The more empathy you have the more likely you are to want to shut down speakers you do not like. Hmmm. Evidently, if you believe that a speaker is a bigot or that he utters hurtful speech, you will want to shut him down, even if you do not belong to the targeted group. You will feel the feelings of those who will take offense and will show empathetic solidarity by shutting down the speaker.

Wright explains:

Students who had scored higher on the empathy scale were more likely to applaud efforts to deny the speaker a platform.

It gets worse. These high-empathy students were also more likely to be amused by reports that students protesting the speech had injured a bystander sympathetic to the speaker. That’s right: According to this study, people prone to empathy are prone to schadenfreude.

As noted above, Wright explains that this view of empathy has not yet made it into public consciousness:

As the authors note, their findings are in many ways consistent with conclusions reached by other scholars in recent years. But the view of empathy that’s emerging from this growing body of work hasn’t much trickled down to the public. And public understanding of it may be critical to shifting America’s political polarization into reverse somewhere between here and the abyss.

It’s not just about the feelings involved. If you identify as a group member on the basis of shared feelings, of shared victim feelings, you will be more likely to disparage someone from another group, for not sharing your feelings. If you live your life within a narrative of oppression you will define your experience in terms of the ongoing struggle against oppression. You might identify with the oppressed group. You might even identify with the oppressor group... and want to do penance for your and everyone else's sins.

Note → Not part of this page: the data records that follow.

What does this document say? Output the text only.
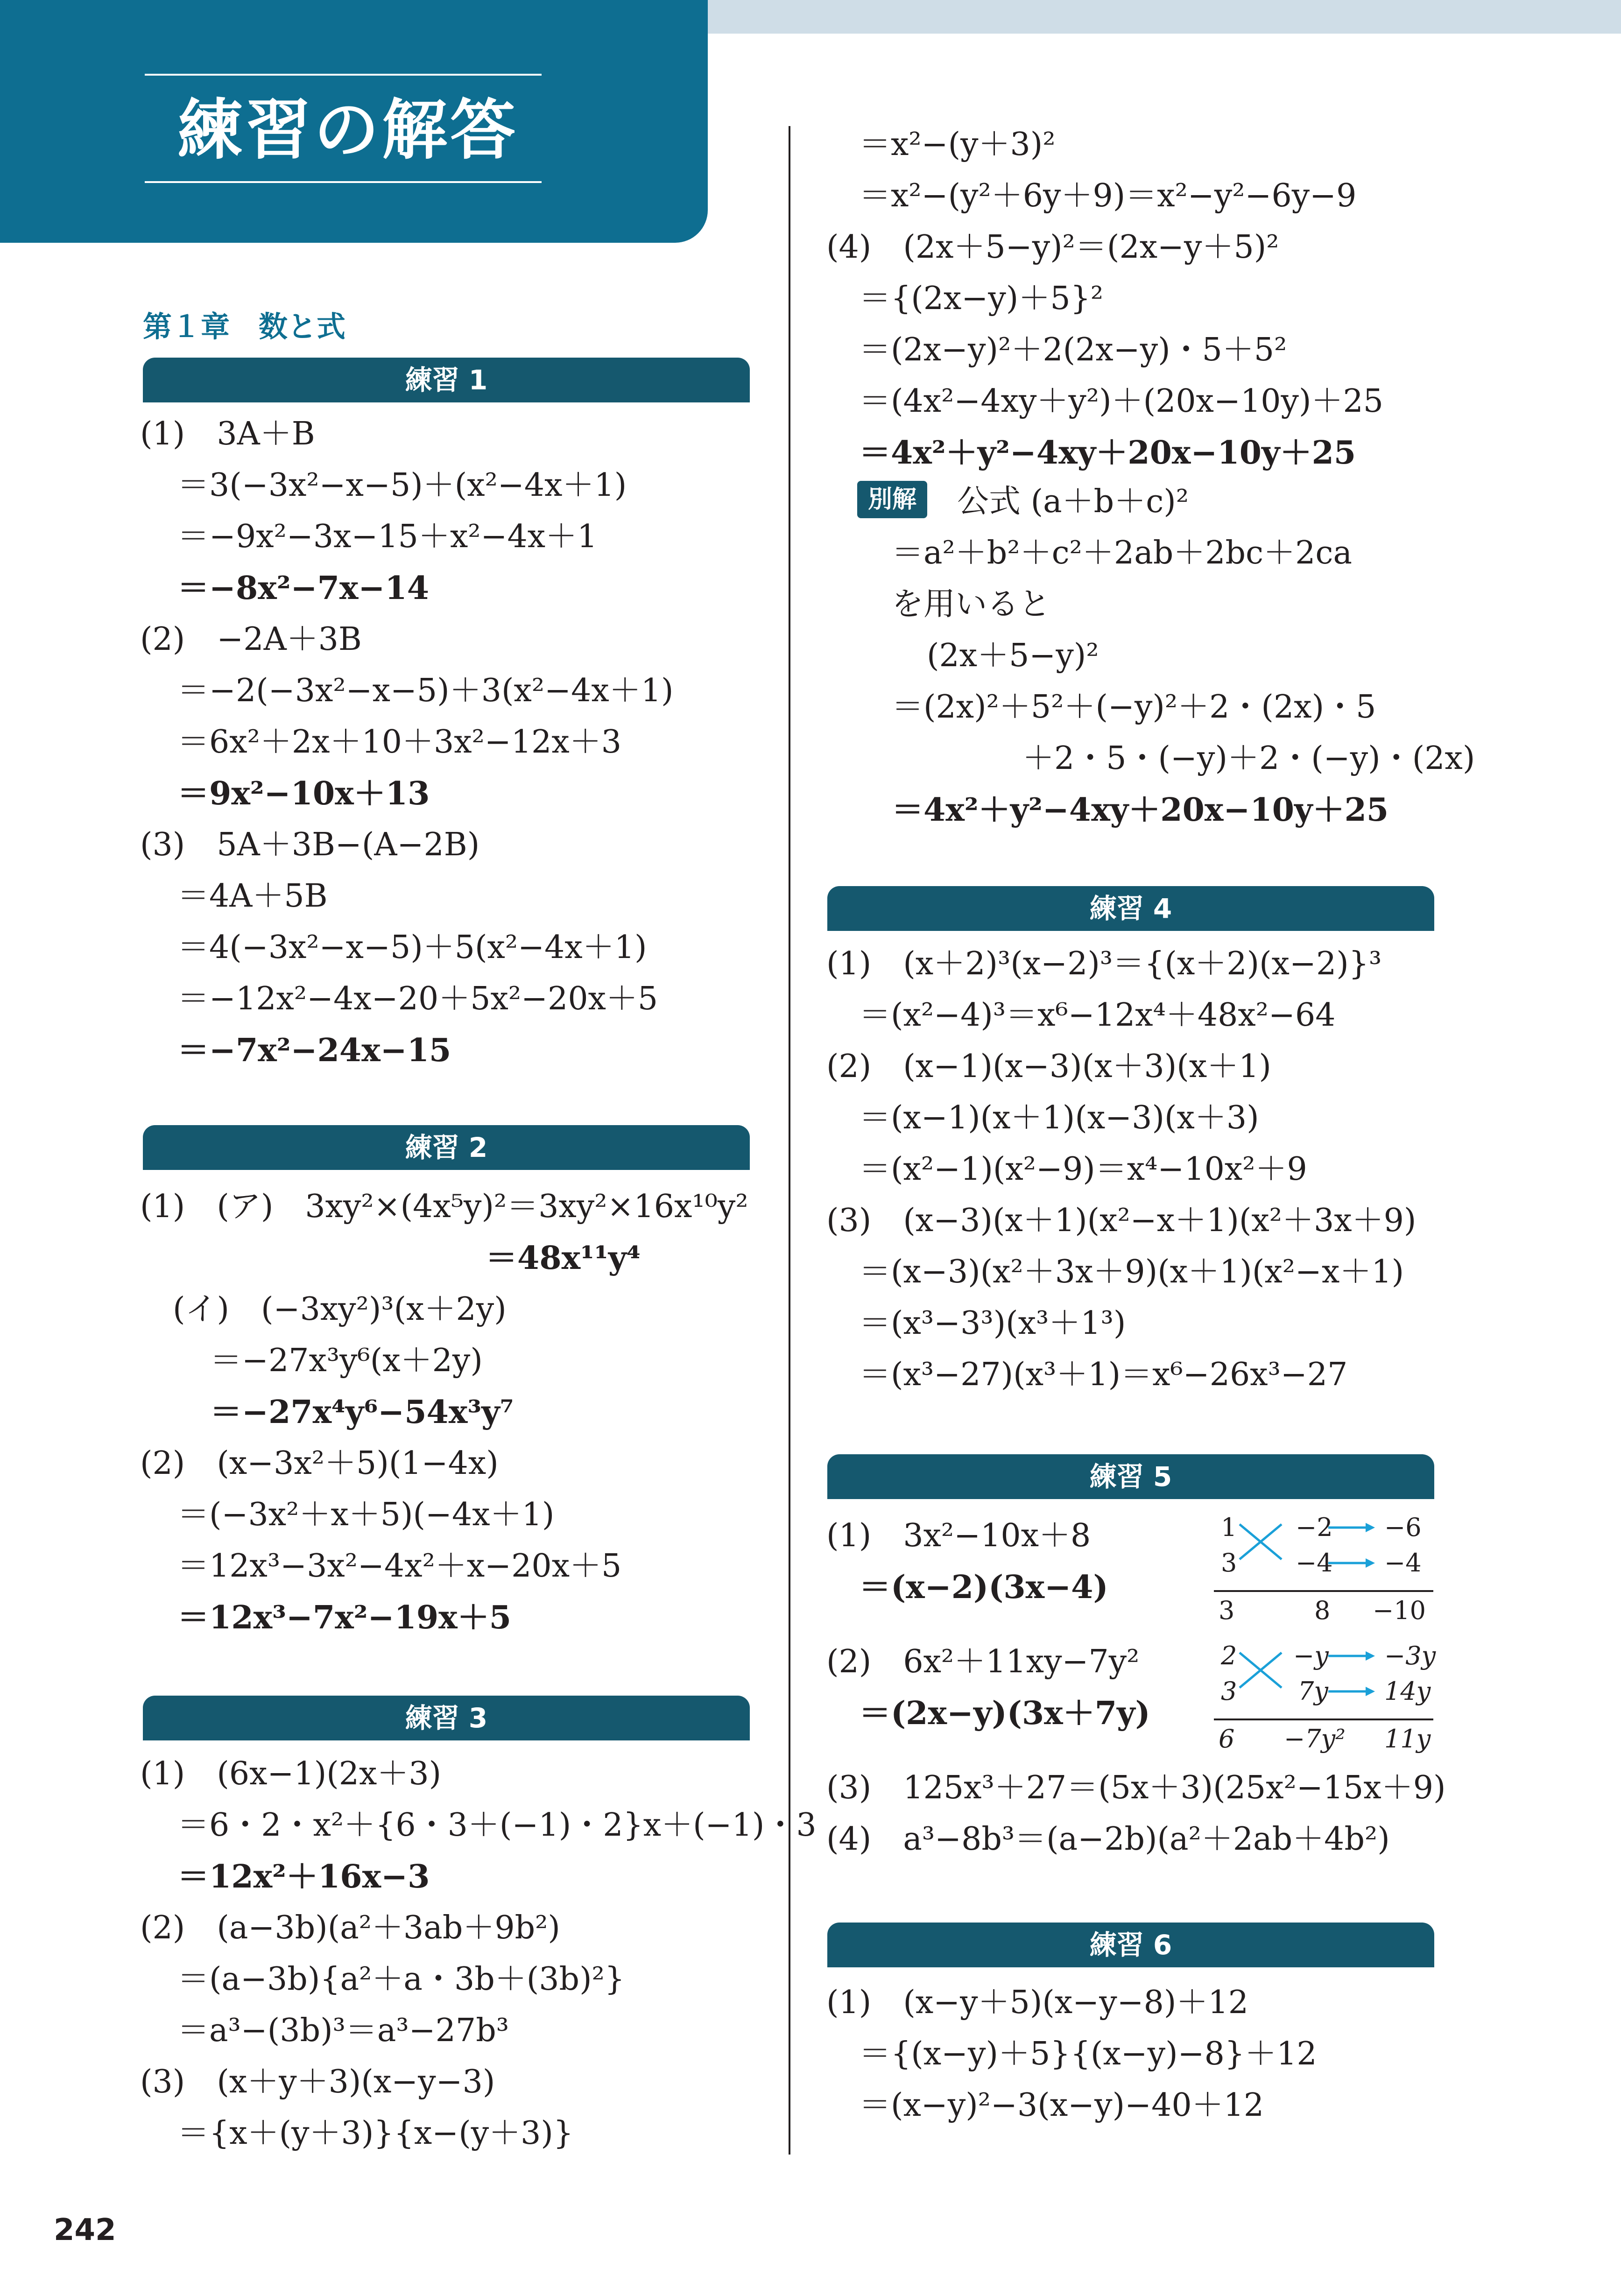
練習の解答
第１章　数と式
練習 1
(1)　3A＋B
＝3(−3x²−x−5)＋(x²−4x＋1)
＝−9x²−3x−15＋x²−4x＋1
＝−8x²−7x−14
(2)　−2A＋3B
＝−2(−3x²−x−5)＋3(x²−4x＋1)
＝6x²＋2x＋10＋3x²−12x＋3
＝9x²−10x＋13
(3)　5A＋3B−(A−2B)
＝4A＋5B
＝4(−3x²−x−5)＋5(x²−4x＋1)
＝−12x²−4x−20＋5x²−20x＋5
＝−7x²−24x−15
練習 2
(1)　(ア)　3xy²×(4x⁵y)²＝3xy²×16x¹⁰y²
＝48x¹¹y⁴
(イ)　(−3xy²)³(x＋2y)
＝−27x³y⁶(x＋2y)
＝−27x⁴y⁶−54x³y⁷
(2)　(x−3x²＋5)(1−4x)
＝(−3x²＋x＋5)(−4x＋1)
＝12x³−3x²−4x²＋x−20x＋5
＝12x³−7x²−19x＋5
練習 3
(1)　(6x−1)(2x＋3)
＝6・2・x²＋{6・3＋(−1)・2}x＋(−1)・3
＝12x²＋16x−3
(2)　(a−3b)(a²＋3ab＋9b²)
＝(a−3b){a²＋a・3b＋(3b)²}
＝a³−(3b)³＝a³−27b³
(3)　(x＋y＋3)(x−y−3)
＝{x＋(y＋3)}{x−(y＋3)}
＝x²−(y＋3)²
＝x²−(y²＋6y＋9)＝x²−y²−6y−9
(4)　(2x＋5−y)²＝(2x−y＋5)²
＝{(2x−y)＋5}²
＝(2x−y)²＋2(2x−y)・5＋5²
＝(4x²−4xy＋y²)＋(20x−10y)＋25
＝4x²＋y²−4xy＋20x−10y＋25
別解	公式 (a＋b＋c)²
＝a²＋b²＋c²＋2ab＋2bc＋2ca
を用いると
(2x＋5−y)²
＝(2x)²＋5²＋(−y)²＋2・(2x)・5
＋2・5・(−y)＋2・(−y)・(2x)
＝4x²＋y²−4xy＋20x−10y＋25
練習 4
(1)　(x＋2)³(x−2)³＝{(x＋2)(x−2)}³
＝(x²−4)³＝x⁶−12x⁴＋48x²−64
(2)　(x−1)(x−3)(x＋3)(x＋1)
＝(x−1)(x＋1)(x−3)(x＋3)
＝(x²−1)(x²−9)＝x⁴−10x²＋9
(3)　(x−3)(x＋1)(x²−x＋1)(x²＋3x＋9)
＝(x−3)(x²＋3x＋9)(x＋1)(x²−x＋1)
＝(x³−3³)(x³＋1³)
＝(x³−27)(x³＋1)＝x⁶−26x³−27
練習 5
(1)　3x²−10x＋8
＝(x−2)(3x−4)
1 −2 −6
3 −4 −4
3	8 −10
(2)　6x²＋11xy−7y²
＝(2x−y)(3x＋7y)
2 −y −3y
3 7y 14y
6 −7y² 11y
(3)　125x³＋27＝(5x＋3)(25x²−15x＋9)
(4)　a³−8b³＝(a−2b)(a²＋2ab＋4b²)
練習 6
(1)　(x−y＋5)(x−y−8)＋12
＝{(x−y)＋5}{(x−y)−8}＋12
＝(x−y)²−3(x−y)−40＋12
242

You might gussy it up in terms of supposedly virtuous emotions, but it is important to understand that your behavior and your emotions are dictated by your identity as a member of a cult or faction. As long as we are inclined to define ourselves in terms of a faction and not in terms of our loyalty to the nation, this will persist. 

4 comments:

  1. What’s empathy? Isn’t that why men get married, so we can delegate that task to our wives? Empathy is that talk couples have in bed at night where she explains ‘feelings’ while he half-listens, trying to decide which WW2 documentary he should watch on YouTube.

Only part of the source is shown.